Laleper Aytek - Hasan Çalıkuşu - Bir Milonga Hikayesi

Laleper Aytek

BİR MİLONGA HİKAYESİ

O kadar yorgunluğa rağmen, gece yarısını çoktan geçmiş bir saatte, Arnavut kaldırımı sokakta yürümüyor, gölgemle birlikte tek başıma, bulutların üzerinde kaybolan bir zamanda uçuyorum sanki.

Dans geceleri sonrası, tebessüm yapışmış suratımla hep bu ruh halimle olurum; mutlu, rahat, ama biraz da hüzünlü ve yalnız.

Gençlik yıllarımızda, rahmetli eşim Meryem ile ne güzel tango yapardık.
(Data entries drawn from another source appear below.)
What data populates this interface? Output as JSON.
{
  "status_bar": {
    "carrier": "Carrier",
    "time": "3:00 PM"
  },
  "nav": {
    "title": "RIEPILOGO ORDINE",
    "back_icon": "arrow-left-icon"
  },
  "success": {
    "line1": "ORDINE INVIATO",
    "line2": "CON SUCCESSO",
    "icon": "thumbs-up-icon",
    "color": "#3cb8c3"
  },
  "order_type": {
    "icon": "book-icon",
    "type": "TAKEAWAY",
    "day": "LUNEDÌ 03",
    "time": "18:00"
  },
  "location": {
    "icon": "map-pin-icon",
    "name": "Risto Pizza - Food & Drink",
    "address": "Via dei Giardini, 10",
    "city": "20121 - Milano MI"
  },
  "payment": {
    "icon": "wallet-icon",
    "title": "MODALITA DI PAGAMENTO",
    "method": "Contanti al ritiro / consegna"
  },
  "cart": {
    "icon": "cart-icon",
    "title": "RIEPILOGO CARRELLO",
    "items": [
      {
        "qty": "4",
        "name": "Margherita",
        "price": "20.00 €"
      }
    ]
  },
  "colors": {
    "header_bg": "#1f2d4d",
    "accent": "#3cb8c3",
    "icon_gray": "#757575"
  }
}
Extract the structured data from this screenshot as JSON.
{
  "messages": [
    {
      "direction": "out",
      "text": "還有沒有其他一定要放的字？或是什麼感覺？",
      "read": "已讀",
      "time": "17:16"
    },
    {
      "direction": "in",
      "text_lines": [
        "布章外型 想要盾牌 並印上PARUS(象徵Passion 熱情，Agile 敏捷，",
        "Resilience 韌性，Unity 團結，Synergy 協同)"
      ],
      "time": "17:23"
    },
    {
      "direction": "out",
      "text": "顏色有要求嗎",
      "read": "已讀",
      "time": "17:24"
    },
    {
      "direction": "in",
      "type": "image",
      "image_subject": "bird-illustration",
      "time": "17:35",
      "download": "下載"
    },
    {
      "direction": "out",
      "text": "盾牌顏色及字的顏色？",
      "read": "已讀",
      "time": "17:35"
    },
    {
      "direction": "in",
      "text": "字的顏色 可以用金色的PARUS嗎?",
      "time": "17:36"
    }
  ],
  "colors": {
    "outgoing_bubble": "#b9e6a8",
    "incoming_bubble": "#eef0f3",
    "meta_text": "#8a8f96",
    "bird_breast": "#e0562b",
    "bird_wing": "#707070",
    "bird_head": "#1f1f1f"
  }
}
Eğer planladıysak, iş çıkışı eve gelir, hazırlanırdık. O, en güzel kıyafetini giyer, ona uygun tango ayakkabılarını çıkarır, en güzel makyajını yapar ve parfümünü sıkarak hemen hazırlanırdı. Ben ise, nedense ondan birkaç dakika sonra ancak hazırlanabilirdim. Geniş kalıplı, ön ve arkadan iki-üç pilesi olan, özel tango pantolonum, uygun renkte gömleğim, şık ceket ve papyonum ile basitçe hemencecik hazır olmam gerekirken, oyalanır ve ondan sonraya kalırdım.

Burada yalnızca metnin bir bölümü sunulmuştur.